New Zealand architect, businessperson (1913–2011)

Johannes La Grouw (24 August 1913 – 20 September 2011) was a Dutch-born New Zealand architect, engineer, businessman, artist and philanthropist. La Grouw developed a patented house manufacturing system constructed of solid wood that eventually became renowned in New Zealand for its durable quality.

==Background==
La Grouw was educated at Higher Technical School for Architecture and Engineering. He was a building contractor in Amsterdam, Holland, from 1948 to 1951. He was founding director of Lockwood Buildings Ltd.

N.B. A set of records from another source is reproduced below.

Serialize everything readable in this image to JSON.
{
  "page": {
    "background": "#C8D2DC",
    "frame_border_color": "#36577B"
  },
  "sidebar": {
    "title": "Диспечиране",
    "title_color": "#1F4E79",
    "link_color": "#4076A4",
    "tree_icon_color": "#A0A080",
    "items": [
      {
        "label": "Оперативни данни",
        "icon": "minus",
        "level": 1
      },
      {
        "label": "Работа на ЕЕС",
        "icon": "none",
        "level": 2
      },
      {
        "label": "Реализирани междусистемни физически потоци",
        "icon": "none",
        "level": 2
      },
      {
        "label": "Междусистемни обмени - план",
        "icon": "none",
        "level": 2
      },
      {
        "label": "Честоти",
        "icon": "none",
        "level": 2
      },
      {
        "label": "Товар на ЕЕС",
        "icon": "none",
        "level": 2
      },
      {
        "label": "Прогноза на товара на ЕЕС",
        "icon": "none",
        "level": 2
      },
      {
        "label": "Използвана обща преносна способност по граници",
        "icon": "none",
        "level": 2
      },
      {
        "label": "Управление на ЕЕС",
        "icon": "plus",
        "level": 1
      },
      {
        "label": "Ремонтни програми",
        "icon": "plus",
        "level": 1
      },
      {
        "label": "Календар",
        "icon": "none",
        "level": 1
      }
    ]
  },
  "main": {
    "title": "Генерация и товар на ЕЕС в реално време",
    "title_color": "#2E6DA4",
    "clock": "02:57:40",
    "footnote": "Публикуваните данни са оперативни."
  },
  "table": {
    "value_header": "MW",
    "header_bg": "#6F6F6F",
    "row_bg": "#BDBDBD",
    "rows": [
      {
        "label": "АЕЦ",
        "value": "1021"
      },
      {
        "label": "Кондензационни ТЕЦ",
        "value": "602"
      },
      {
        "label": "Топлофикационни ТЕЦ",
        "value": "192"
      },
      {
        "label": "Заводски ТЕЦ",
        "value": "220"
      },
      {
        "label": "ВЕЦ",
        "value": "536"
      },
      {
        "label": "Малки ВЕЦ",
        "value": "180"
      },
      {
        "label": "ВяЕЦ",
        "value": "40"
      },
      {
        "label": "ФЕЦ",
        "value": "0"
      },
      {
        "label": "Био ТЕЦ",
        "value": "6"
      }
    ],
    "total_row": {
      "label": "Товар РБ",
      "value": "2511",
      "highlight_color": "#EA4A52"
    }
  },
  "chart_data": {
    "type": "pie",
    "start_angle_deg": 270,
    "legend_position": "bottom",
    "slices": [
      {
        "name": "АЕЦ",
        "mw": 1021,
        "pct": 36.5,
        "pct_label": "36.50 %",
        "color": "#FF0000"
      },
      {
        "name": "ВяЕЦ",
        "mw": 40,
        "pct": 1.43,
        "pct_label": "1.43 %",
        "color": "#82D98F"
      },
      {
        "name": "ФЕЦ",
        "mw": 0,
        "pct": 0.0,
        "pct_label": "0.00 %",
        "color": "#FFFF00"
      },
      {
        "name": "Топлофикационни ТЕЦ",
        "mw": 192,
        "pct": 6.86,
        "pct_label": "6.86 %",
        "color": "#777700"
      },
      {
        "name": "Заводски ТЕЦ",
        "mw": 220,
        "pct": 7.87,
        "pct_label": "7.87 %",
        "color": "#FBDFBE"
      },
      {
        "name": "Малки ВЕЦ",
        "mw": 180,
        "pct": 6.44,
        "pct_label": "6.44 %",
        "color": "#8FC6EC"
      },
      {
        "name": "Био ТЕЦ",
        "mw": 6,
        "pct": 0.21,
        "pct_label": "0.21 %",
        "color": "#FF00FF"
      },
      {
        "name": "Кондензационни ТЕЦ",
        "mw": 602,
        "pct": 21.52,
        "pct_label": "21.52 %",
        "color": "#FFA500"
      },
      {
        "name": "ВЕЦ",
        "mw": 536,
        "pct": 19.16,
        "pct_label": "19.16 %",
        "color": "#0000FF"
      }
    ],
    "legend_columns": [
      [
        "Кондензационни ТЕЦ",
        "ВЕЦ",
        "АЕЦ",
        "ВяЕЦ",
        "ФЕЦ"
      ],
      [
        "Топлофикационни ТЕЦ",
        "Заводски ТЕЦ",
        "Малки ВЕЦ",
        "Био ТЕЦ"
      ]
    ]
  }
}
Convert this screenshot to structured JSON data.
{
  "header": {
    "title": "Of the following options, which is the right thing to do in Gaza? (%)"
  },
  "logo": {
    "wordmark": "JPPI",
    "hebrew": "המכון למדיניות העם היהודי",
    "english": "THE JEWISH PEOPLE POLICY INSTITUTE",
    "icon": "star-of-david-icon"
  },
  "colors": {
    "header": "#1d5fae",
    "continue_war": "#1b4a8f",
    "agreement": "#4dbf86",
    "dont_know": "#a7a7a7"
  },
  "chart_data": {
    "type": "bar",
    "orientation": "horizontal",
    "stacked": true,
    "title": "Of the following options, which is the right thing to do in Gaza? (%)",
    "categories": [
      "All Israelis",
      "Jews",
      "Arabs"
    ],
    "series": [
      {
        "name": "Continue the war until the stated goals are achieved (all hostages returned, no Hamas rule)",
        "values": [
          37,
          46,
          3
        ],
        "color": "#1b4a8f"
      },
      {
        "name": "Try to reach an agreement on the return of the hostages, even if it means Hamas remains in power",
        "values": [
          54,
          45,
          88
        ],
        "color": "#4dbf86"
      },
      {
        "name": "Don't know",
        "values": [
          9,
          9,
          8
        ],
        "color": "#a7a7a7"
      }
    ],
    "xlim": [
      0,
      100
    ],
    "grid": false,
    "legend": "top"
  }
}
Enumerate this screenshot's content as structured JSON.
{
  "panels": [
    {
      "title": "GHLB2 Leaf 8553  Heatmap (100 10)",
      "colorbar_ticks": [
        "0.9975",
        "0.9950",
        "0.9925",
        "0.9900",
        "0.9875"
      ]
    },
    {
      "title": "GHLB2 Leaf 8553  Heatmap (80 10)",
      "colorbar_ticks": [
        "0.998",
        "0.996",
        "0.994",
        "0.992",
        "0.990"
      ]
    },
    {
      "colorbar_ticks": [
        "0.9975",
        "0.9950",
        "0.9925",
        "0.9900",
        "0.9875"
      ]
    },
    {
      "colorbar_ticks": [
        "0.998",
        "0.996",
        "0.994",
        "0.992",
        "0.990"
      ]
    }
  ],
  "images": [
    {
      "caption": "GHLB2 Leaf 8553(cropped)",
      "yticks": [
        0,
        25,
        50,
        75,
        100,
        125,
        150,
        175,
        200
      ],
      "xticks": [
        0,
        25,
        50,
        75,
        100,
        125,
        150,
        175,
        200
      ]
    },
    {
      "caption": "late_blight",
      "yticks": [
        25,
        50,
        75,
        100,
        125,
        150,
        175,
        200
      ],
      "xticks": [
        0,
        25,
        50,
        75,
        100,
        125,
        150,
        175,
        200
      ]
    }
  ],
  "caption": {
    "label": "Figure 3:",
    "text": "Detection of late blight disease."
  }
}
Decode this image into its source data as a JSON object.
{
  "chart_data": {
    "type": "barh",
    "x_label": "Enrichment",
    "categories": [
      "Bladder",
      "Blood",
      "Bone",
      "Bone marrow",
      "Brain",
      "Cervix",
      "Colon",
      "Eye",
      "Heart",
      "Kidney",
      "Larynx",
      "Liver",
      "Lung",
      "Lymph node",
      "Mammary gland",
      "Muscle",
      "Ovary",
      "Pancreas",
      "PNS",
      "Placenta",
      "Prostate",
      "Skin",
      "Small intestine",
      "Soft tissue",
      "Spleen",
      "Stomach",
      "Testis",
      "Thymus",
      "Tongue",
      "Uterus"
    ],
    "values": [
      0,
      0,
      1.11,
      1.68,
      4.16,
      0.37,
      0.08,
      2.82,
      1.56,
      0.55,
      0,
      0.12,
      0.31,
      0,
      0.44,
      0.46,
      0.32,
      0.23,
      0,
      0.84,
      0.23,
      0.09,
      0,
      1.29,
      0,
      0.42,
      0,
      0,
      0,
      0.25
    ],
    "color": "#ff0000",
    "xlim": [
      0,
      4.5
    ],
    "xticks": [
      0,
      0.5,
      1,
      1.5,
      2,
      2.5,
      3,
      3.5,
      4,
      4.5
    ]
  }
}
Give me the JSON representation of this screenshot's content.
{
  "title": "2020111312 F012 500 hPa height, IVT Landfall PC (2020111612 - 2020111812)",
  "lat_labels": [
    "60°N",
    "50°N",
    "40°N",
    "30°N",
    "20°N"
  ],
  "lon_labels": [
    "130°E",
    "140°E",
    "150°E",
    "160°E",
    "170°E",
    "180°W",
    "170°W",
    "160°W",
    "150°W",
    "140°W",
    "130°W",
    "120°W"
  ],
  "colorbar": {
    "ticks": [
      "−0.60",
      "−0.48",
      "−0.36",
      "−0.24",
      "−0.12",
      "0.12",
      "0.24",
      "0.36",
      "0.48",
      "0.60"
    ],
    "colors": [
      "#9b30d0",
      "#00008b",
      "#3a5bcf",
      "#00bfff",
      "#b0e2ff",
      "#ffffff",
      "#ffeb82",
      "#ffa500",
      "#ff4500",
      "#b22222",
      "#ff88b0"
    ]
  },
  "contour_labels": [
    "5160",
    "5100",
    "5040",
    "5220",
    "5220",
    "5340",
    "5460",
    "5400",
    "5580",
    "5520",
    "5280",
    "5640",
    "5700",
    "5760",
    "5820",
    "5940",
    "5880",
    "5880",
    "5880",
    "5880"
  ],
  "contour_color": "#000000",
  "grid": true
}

He was a life member of Outward Bound Trust.

==New Zealand company==
La Grouw and Johannes Van Loghem (the co-founders of Lockwood Homes) began their unique company in 1951, by importing prefabricated homes from the Netherlands when Dutch migrants brought in crates of their own homes because of a building shortage. The company flourished and became a big player in the New Zealand construction industry.

==Honours==
In the 1991 Queen's Birthday Honours, La Grouw was appointed an Officer of the Order of the British Empire, for services to the building and construction industry.

La Grouw was inducted into the New Zealand Business Hall of Fame in 2007 for his revolutionary house construction system and contributions to business in New Zealand and abroad.